Analysis, Business, Software Programs

On The Eve of The Launch of Windows 9, More Questions Than Answers

Microsoft (NASDAQ: MSFT) is set to unveil its latest version of Windows at an invite-only event in San Francisco on Tuesday — just a month shy of the two-year anniversary of the release of Windows 8 to the general public. While rumors in the press have suggested a number of things about what this new version of Windows will or will not be, the fact is that going into this event there is little confirmed.

The most trafficked rumor about the upcoming Windows 9 release is that it will be offered as a free upgrade to users of Windows 8. While this rumor has been circulated through the press as gospel, the fact is it’s far from confirmed. The rumor comes from BGR, which cites Indonesian technology news publication Detik, which quotes Microsoft Indonesia president Andreas Diantoro who apparently says “the Windows 9 upgrade will be available free of charge to all existing Windows 8 users once it’s released.”

Having Windows 9 as a free upgrade for Windows 8 users would effectively be the same as Microsoft acknowledging that Windows 8 was so poor it was worthy of a free upgrade. It would be an embarrassing mea culpa — and likely this statement isn’t accurate. While Indonesia is an emerging market that has a healthy appetite for phablets, tablets, and low-cost notebooks, having the president of Microsoft’s regional operations for the area make an announcement of this scale is not in Microsoft’s standard operating procedures.

Regional presidents of companies, particularly those in smaller markets, are known to make erroneous statements. That’s the reason why major announcements tend to come from the company’s home country and top executives.

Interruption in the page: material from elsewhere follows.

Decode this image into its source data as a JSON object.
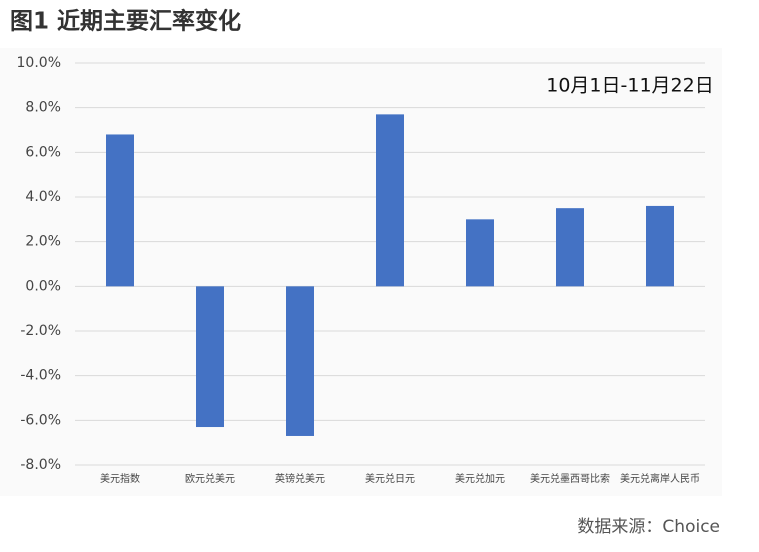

The fact is going into the launch of Windows 9, currently codenamed “Threshold”, there are more questions than answers right now. It’s not known if Microsoft will continue its strategy of marketing Windows as a hardware agnostic platform; Microsoft may realize its mistake from trying to create “one Windows to rule them all” and once again split the mobile and desktop versions of Windows.

But until Windows 9 is officially unveiled on Tuesday in San Francisco, there’s only speculation.